Thirty years later, Loyola Marymount University will honor the Lions legend with a statue outside its home gym, Gersten Pavilion. The university announced last week that the statue will be unveiled on Feb. 29 before the Lions’ final home contest of the season, a West Coast Conference clash with the University of San Francisco.
Ex-LMU bench boss Paul Westhead, who coached the Los Angeles Lakers to their 1979-80 NBA title (Magic Johnson’s rookie season), and the 1989-90 Lions squad are scheduled to attend the event. The school is set to honor the team during a halftime ceremony.
Cause of death
Hank Gathers was diagnosed with heart problems (an abnormal heartbeat) during his senior season. He collapsed on the court on March 4, 1990, in a WCC Tournament game against the University of Portland. (That also happened on Dec. 9, 1989, in a game against the University of California, Santa Barbara.)
Gathers was pronounced dead after being taken to a hospital. An autopsy later showed that a heart-muscle disorder caused his death.
Hank Gathers: a two-way force
In his junior season, Hank Gathers averaged 32.7 points and 13.7 rebounds in 1988-89, leading the NCAA Division I in both categories. Wichita State’s Xavier McDaniel, who averaged 27.4 points and 15.0 rebounds in the 1984-85 season, was the only other player to accomplish the feat.
As a senior, Gathers averaged 29.0 points and 10.8 rebounds per game.

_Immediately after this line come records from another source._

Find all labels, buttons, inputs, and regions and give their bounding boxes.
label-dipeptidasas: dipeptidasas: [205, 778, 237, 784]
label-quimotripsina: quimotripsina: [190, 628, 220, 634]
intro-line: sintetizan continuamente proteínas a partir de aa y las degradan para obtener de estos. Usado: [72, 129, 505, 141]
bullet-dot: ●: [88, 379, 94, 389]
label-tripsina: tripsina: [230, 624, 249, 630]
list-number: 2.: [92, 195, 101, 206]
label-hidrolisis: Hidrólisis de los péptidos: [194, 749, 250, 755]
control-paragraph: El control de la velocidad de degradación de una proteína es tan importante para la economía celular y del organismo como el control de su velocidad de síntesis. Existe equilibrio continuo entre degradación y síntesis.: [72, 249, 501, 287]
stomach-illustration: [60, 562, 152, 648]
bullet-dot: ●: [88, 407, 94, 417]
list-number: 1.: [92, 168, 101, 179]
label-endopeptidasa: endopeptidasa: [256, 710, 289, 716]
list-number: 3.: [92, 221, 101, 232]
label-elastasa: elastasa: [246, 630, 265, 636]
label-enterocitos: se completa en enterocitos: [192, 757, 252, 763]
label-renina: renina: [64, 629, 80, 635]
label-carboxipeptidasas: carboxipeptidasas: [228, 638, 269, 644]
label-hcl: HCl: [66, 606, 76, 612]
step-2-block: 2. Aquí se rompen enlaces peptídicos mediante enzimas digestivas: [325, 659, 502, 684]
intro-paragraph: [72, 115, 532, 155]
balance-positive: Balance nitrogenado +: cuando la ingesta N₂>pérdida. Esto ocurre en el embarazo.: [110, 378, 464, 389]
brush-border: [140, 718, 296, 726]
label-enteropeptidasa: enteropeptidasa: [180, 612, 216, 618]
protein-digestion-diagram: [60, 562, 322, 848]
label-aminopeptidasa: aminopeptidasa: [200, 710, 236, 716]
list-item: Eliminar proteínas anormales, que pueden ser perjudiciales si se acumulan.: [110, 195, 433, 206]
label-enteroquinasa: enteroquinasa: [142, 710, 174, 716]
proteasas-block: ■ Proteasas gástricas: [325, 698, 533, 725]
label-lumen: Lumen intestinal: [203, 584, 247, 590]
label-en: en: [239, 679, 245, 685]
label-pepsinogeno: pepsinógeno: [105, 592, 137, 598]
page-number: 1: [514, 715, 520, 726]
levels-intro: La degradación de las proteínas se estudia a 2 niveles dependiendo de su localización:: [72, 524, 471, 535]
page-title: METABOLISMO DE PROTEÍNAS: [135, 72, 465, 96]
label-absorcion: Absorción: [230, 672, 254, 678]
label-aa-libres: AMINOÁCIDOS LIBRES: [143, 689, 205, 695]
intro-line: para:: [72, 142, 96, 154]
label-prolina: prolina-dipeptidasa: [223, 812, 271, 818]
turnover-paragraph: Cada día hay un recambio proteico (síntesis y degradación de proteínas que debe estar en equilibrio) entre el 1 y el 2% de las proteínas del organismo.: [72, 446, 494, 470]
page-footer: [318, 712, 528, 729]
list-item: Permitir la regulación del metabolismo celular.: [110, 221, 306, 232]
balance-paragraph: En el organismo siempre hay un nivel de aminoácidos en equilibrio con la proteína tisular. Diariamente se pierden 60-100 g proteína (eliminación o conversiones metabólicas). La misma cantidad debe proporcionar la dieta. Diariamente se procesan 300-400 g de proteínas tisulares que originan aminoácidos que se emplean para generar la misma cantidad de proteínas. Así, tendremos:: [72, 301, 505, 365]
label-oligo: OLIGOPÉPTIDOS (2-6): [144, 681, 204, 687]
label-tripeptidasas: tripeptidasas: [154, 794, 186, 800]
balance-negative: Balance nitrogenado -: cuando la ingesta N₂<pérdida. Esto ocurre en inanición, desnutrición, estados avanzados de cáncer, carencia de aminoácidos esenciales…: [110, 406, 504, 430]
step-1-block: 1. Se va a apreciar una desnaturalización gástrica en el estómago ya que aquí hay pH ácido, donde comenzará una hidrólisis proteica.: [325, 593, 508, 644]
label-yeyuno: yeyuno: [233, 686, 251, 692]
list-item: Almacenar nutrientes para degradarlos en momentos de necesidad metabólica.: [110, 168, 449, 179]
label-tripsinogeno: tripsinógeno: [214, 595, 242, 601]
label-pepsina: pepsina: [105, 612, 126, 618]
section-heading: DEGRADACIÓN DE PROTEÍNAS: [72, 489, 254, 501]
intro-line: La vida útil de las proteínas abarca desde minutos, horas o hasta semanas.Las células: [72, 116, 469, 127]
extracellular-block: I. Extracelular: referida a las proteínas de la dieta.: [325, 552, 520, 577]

The Philadelphia native began his college career at USC in 1985. He and ex-Dobbins Technical High School teammate Bo Kimble transferred from USC to LMU and had to sit out a year due to NCAA transfer rules. As sophomores, they began to put their stamp on the LMU program. They thrived in Westhead’s breakneck pace basketball, which used a full-court press to bewilder opponents.
Gathers scored 22.5 ppg as a sophomore. It was a sign of things to come.
Honoring an icon
In June 2019, the university announced that a Hank Gathers statue would be unveiled outside its arena. This month, the school revealed more details.
In recent years, there have been poignant remembrances of Hank Gathers, including from the Los Angeles Times and Bleacher Report, among others.
The Los Angeles Times also published a lengthy reaction piece from Hank Gathers’ hometown after his passing.
The 1989-90 LMU Lions remain a cultural touchstone. Which is one reason many people recall the tragedy of Hank Gathers’ death and the team’s subsequent run to the Elite 8.